Tuesday 9th August 2016
We woke this morning to the sound of rain pounding on the hatch, it continues to pour, the sky is dark grey, but we have smiles on our faces, our spirits are still sky high from the incredible experience we had yesterday.
We started our two ‘Vava’u tourist days’ attending the Ene’lo botanical garden’s Sunday Tongan Feast. This comprised of spit roasted suckling pig, fish poached in coconut milk, chicken curry, corned beef wrapped in Tarrow leaves, salad and much more, we washed it down with a coconut rum cocktail served in the shell. All very delicious but our hearts weren’t in it, I had just drowned our camera by taking it for a swim with the battery cover loose. We have two underwater cameras, one that we thought was coming to the end of its life and a new one kindly brought out to Panama for us ( P.S. Peter and Jonko you still haven’t billed us for it!). The old one is still doing fine so we have been using whichever one comes to hand, guess which one I took swimming!
That evening we readied ourselves for a 7.20am start the next day, wetsuits, towels, suncream and fully charged batteries for our remaining cameras, we were hoping for some great shots, we were going swimming with the whales.
Well the shots aren’t brilliant, photography became a definite afterthought, we were far too busy and distracted by the amazing show going on around us. During the southern winter the humpback whales leave their feeding grounds in Antarctica and swim north to calf and mate in the warm seas of the Tropics, with its deep, calm, protected waters Tonga attracks thousands of whales each year. August and September is height of the whale spotting season, all boats have to be licensed, it is strictly forbidden for you to approach whales in your own boat.
The Vaka Vave whale watch and swimming motor boat, crewed by Robert, Izzie, and Jay, picked up our friends from Nina and then us from Raya and the six of us sat excitedly as Izzie the Tongan guide gave us instructions and the plan for the day. We headed out to the best areas for spotting whales, everyones eyes peeled for any signs of whale like activity. We have all sailed from Europe and have spent many an hour staring out over miles of blue ocean, it was a familiar pastime.

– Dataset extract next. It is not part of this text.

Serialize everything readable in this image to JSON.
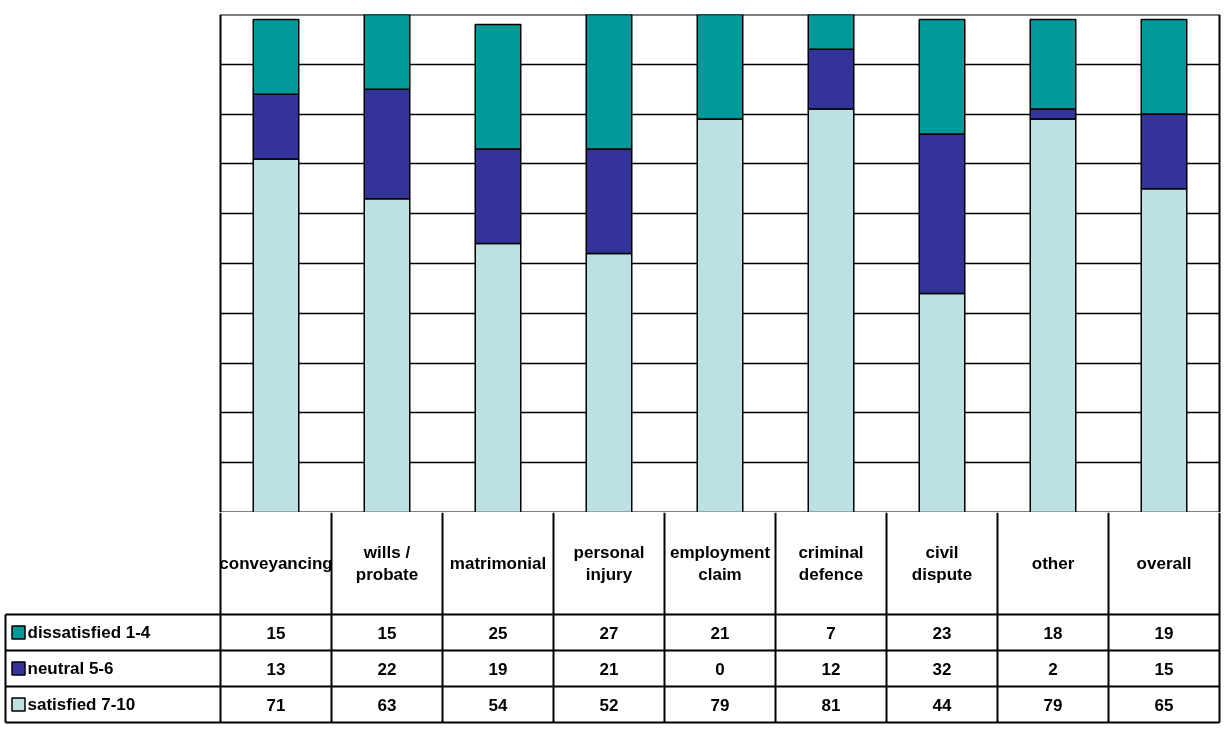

This time however, within minutes of reaching Faihava passage we saw our first blow, two males were swimming a couple of hundred metres away. The boat slowed and Izzie assessed the situation, it is of course of prime importance not to distress the whales in any way, so it’s a waiting game to see what the whales are doing and let them decide if they are happy with the boats presence. These whales turned out to be on a mission they quickly dived. While we had been watching them out of the front, Robert and Jay had spotted a much calmer female behind us. So we turned and slowly approached, suddenly the were three whales the two males had joined her. In fact they had come to impress her, we couldn’t tell if she was won over but we certainly were, they breached high out of the water, slapped there long slender fins and dived around her.
When the boat was close enough, in groups of four, we took it in turns to enter the water. We caught a fleeting glimpse as one dived below us, we returned to the boat and waited for the whales to resurface. The trick we learnt was to move quickly and try to follow Jay as closely as possible as he led the way. Second time in we did better, we couldn’t believe it, we were swimming with whales. They were so huge we rarely caught site of the whole animal, but with three in the water we were surrounded by whale bits. Then with a hardly visible flap of the tail they were gone, it had been astonishing but so brief, having wetted our appetites we wanted more.

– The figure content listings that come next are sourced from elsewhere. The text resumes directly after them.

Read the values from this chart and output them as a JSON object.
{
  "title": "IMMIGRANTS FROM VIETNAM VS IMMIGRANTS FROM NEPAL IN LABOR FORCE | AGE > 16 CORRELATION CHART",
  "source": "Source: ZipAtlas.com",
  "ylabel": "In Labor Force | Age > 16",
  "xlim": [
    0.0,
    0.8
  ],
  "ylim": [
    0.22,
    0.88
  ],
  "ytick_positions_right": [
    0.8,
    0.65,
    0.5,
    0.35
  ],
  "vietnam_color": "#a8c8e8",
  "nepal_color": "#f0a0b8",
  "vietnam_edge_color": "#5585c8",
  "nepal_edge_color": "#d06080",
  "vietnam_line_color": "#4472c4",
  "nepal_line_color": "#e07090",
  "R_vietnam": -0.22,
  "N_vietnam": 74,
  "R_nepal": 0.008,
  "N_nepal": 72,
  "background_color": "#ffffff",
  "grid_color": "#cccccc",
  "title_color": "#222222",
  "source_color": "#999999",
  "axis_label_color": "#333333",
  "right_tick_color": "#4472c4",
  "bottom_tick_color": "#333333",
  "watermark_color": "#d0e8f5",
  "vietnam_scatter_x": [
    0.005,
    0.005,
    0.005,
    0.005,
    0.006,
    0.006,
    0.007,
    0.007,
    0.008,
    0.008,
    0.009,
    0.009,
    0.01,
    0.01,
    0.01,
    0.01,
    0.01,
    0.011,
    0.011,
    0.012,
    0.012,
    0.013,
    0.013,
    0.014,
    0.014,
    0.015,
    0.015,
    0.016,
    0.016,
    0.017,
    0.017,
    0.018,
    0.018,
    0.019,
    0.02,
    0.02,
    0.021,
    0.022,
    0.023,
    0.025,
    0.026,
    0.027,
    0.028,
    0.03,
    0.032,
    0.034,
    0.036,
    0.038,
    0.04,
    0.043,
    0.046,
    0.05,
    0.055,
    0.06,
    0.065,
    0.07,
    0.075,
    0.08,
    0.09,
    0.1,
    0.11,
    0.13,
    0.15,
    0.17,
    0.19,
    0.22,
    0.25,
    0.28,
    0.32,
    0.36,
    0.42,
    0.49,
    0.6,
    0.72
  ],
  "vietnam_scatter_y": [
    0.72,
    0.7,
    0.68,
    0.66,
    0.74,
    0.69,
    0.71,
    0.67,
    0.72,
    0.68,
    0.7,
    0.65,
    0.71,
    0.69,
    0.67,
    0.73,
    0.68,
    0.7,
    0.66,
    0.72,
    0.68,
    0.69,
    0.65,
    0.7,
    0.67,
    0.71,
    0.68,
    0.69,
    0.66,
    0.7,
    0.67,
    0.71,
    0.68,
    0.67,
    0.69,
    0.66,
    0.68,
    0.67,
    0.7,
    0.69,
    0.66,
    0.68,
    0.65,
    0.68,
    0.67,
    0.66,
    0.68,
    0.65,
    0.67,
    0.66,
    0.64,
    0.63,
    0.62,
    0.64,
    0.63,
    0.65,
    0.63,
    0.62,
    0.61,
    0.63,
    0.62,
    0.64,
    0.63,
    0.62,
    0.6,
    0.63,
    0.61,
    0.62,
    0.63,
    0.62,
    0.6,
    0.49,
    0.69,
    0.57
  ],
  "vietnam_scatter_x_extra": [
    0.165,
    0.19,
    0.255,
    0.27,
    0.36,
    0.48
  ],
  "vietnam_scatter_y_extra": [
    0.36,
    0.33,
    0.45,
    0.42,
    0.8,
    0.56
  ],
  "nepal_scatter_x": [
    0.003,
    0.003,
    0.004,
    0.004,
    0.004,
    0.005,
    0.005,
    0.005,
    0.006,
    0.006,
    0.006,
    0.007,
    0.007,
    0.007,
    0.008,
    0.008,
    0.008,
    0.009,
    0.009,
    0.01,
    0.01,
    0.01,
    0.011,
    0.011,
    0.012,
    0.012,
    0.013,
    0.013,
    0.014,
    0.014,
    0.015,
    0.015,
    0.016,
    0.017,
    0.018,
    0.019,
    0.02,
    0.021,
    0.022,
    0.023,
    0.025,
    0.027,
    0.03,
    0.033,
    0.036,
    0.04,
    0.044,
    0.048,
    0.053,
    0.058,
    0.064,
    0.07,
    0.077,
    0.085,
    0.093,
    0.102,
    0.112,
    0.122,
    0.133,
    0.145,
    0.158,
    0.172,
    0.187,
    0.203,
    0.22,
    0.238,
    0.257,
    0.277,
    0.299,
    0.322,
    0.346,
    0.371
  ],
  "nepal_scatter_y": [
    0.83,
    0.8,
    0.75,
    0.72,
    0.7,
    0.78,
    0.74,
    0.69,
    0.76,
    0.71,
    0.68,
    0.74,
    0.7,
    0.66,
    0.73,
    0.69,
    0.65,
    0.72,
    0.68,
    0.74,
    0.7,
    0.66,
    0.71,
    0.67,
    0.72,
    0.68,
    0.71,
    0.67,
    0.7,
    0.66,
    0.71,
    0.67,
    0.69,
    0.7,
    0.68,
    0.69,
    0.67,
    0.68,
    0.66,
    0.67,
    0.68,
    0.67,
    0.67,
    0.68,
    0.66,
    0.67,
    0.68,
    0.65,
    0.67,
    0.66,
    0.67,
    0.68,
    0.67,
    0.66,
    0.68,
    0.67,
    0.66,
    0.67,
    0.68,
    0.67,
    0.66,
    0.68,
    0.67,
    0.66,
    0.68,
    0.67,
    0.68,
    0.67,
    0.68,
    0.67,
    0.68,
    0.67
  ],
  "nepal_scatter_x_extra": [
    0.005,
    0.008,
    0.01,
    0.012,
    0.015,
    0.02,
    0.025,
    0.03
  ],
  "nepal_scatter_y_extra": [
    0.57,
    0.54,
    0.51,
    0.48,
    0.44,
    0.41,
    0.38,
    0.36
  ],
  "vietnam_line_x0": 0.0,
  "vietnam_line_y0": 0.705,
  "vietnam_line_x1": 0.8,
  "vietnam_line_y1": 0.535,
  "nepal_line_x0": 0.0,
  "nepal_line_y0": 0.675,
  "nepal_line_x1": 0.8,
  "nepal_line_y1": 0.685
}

We motored further south, seeing nothing for about half an hour, then over the hum of the engine we heard whale song. We took to the water and there 10m below us was a singing male, the sound under the water was incredible, haunting, you were immersed in the sound as if it was part of the ocean. He hung there for a minute or two before disappearing into depths. It was a breathtakingly beautiful moment.
There was more to come however, our final few swims were with a large group, four males, a female and her calf and an adolescent that arrived on our beam and dived directly under the boat. They were extremely active and gave us a full display on the surface, it was difficult to know which way to look, as they breached, slapped their fins, rolled and dived. In the water we were completely surrounded by whales they were underneath us, in front and behind us. They were incredibly graceful and so obviously at one with their environment, one came so close I felt I could reach out and touch him, another swam below upside down, displaying his large white underside. No more than twenty meters away the female swam with her calf tight at her side. At around fifteen meters long and weighing twenty five tons they could have easily batted us out of the way, as one swam directly beneath us a moment of fear flashed through me as I contemplated him deciding to surface but they nonchalantly kept their distance.
We were in the water with them for about ten minutes before they moved away. Ten minutes of our lives we are extremely privileged to have experienced and that will never be forgotten, despite the lack of good photos.